O meu carro cheira a comida, porque é lá que posso e tenho que almoçar.
O meu carro cheira a comida, porque vi a tristeza e o desespero nos olhos do proprietário do pequeno café onde normalmente almoçaria, o esforço que faz, há meses, para manter o seu negócio aberto e os postos de trabalho.
O meu carro cheira a comida, porque o trabalho que, entre Março e Maio fiz em casa, que aos fins de semana faço em casa, que nas férias faço em casa, “não é susceptível de ser realizado em teletrabalho”.
O meu carro cheira a comida, porque houve “Avantes”, peregrinações, congressos e jantares.
O meu carro cheira a comida, porque no Natal ouvi gente orgulhosamente a dizer que ia ter a casa cheia e no ano novo vi fotos, vídeos e “lives” que me deram a volta ao estômago.

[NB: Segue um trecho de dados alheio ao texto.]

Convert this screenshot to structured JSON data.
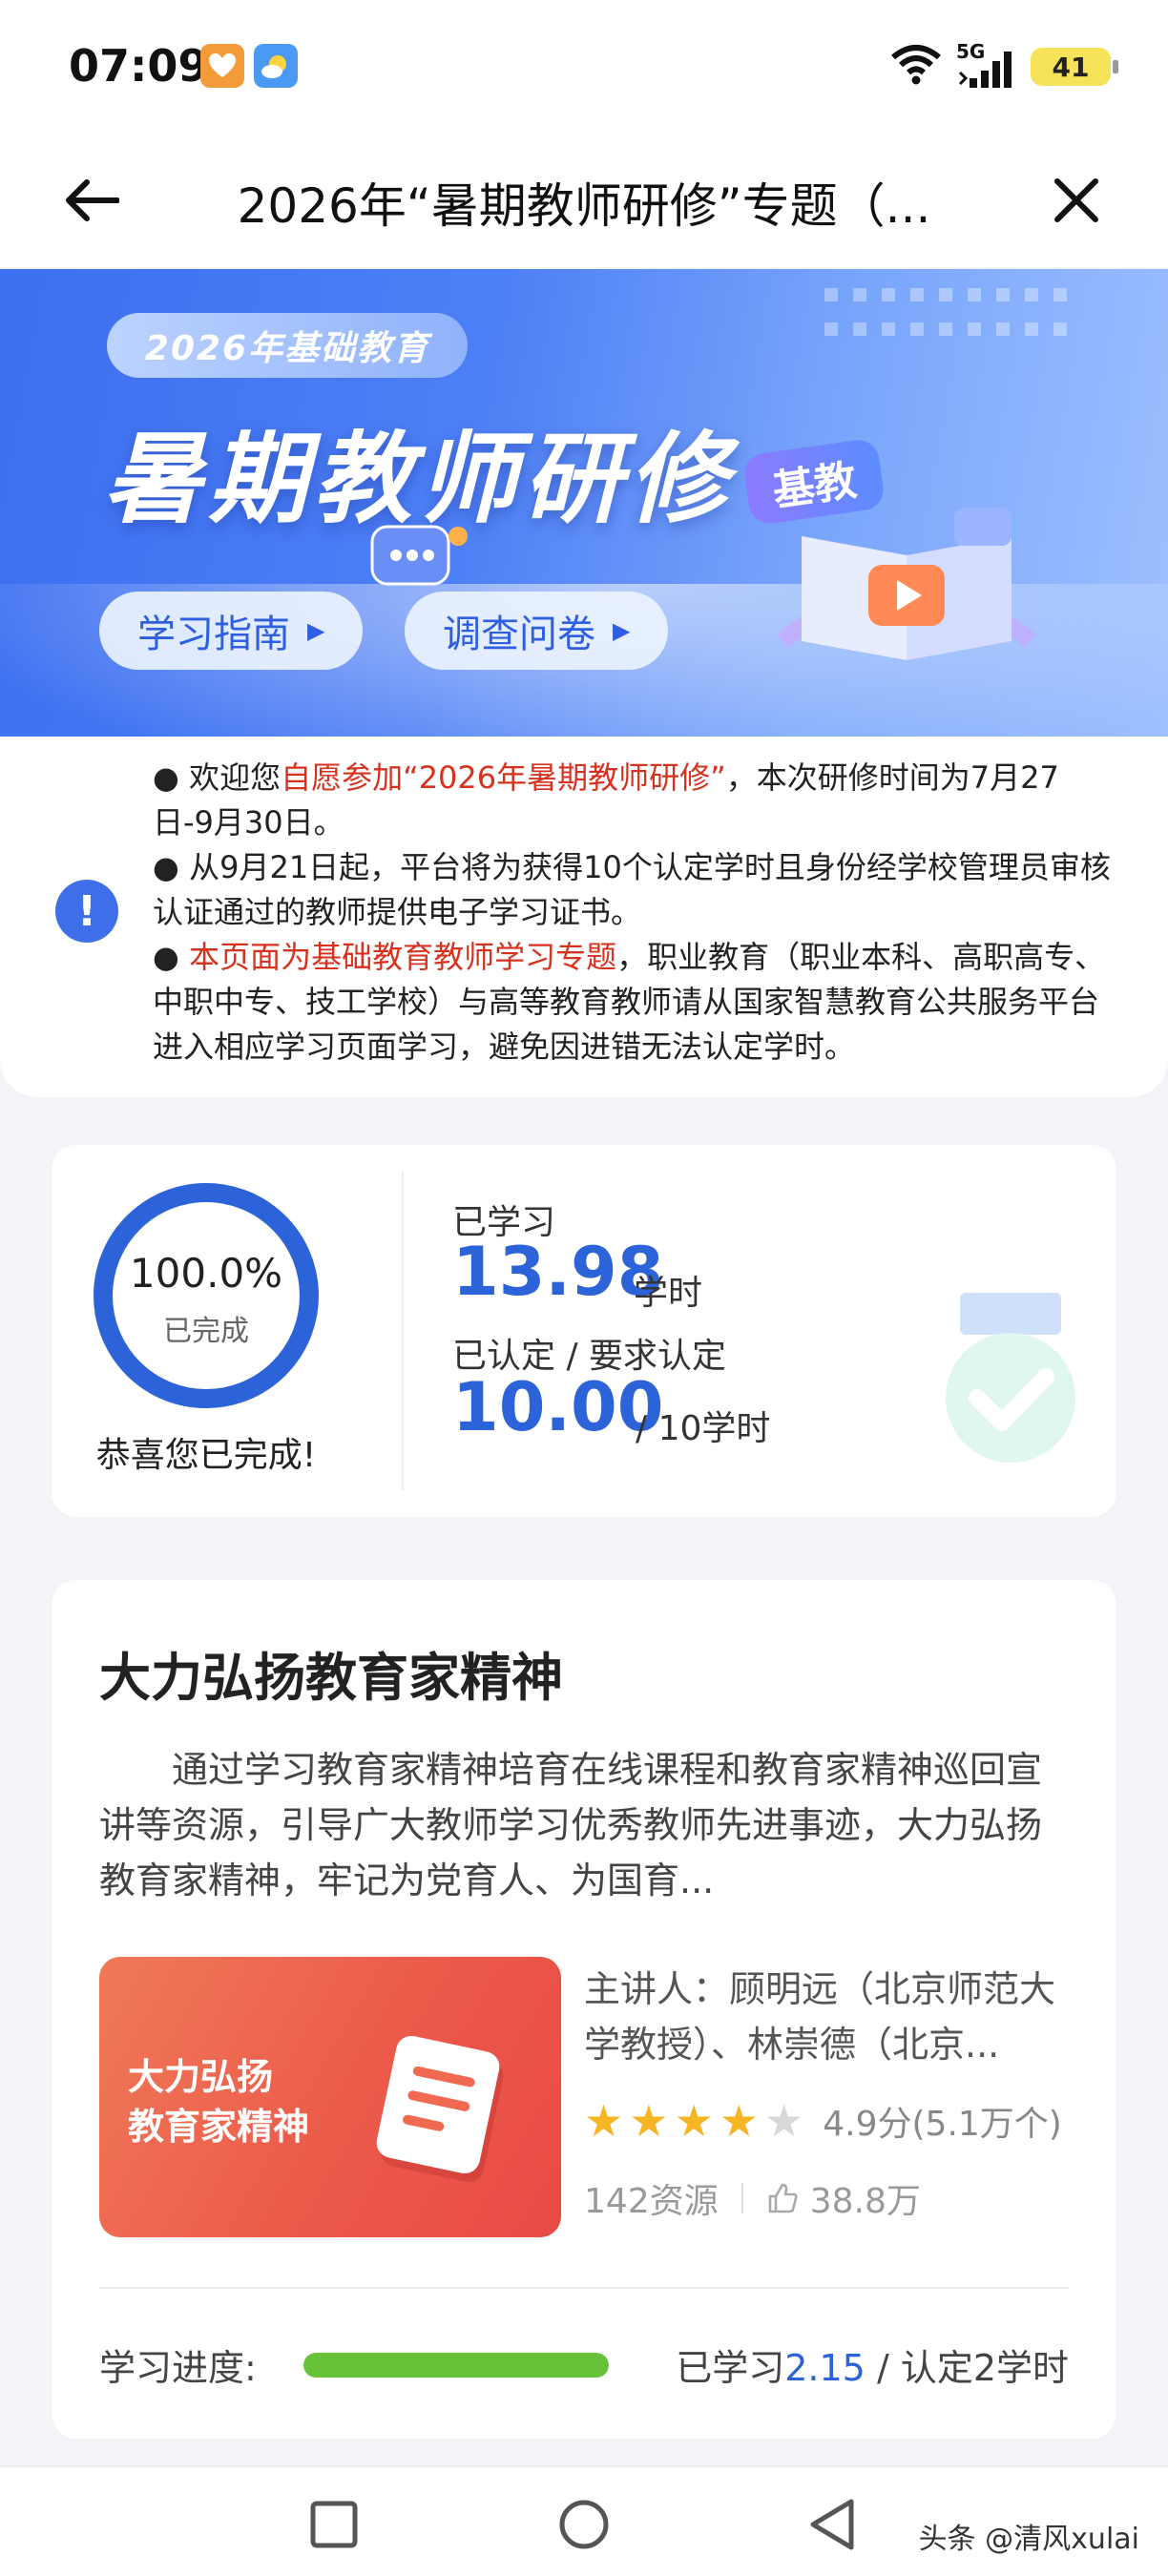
{
  "status_bar": {
    "time": "07:09",
    "network": "5G",
    "battery": "41"
  },
  "header": {
    "title": "2026年“暑期教师研修”专题（..."
  },
  "banner": {
    "pill": "2026年基础教育",
    "title": "暑期教师研修",
    "tag": "基教",
    "buttons": [
      "学习指南",
      "调查问卷"
    ]
  },
  "notice": {
    "items": [
      {
        "prefix": "● 欢迎您",
        "highlight": "自愿参加“2026年暑期教师研修”",
        "suffix": "，本次研修时间为7月27日-9月30日。"
      },
      {
        "prefix": "● 从9月21日起，平台将为获得10个认定学时且身份经学校管理员审核认证通过的教师提供电子学习证书。",
        "highlight": "",
        "suffix": ""
      },
      {
        "prefix": "● ",
        "highlight": "本页面为基础教育教师学习专题",
        "suffix": "，职业教育（职业本科、高职高专、中职中专、技工学校）与高等教育教师请从国家智慧教育公共服务平台进入相应学习页面学习，避免因进错无法认定学时。"
      }
    ]
  },
  "summary": {
    "percent_text": "100.0%",
    "percent_value": 1.0,
    "completed_label": "已完成",
    "congrats": "恭喜您已完成!",
    "studied_label": "已学习",
    "studied_value": "13.98",
    "studied_unit": "学时",
    "certified_label": "已认定 / 要求认定",
    "certified_value": "10.00",
    "certified_unit": "/ 10学时"
  },
  "course": {
    "title": "大力弘扬教育家精神",
    "description": "通过学习教育家精神培育在线课程和教育家精神巡回宣讲等资源，引导广大教师学习优秀教师先进事迹，大力弘扬教育家精神，牢记为党育人、为国育...",
    "thumb_lines": [
      "大力弘扬",
      "教育家精神"
    ],
    "speaker": "主讲人：顾明远（北京师范大学教授）、林崇德（北京...",
    "rating_stars": 4,
    "rating_text": "4.9分(5.1万个)",
    "resources": "142资源",
    "likes": "38.8万",
    "progress_label": "学习进度:",
    "progress_value": 1.0,
    "progress_prefix": "已学习",
    "progress_studied": "2.15",
    "progress_suffix": " / 认定2学时"
  },
  "watermark": "头条 @清风xulai",
  "colors": {
    "accent_blue": "#2d63d8",
    "highlight_red": "#d6321f",
    "progress_green": "#67c23a",
    "star_yellow": "#f6b524"
  }
}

O meu carro cheira a comida, porque ainda há negacionistas e chalupas que insistem em dizer que isto é tudo uma farsa.
O meu carro cheira a comida, porque ainda há quem prefira por as culpas no Governo, no PR, em Deus e no Diabo, enquanto se recusa a fazer a sua parte.
O meu carro cheira a comida, porque ainda há quem se ache a cima da lei.
O meu carro cheira a comida, porque seja qual for a regra, todos procuram contorná-la em vez de cumpri-la.
O meu carro cheira a comida, porque… ninguém quer saber, ou então só quer saber de si.
O meu carro cheira a comida…
…talvez deixe de cheirar a comida quando for proibido ficar em casa.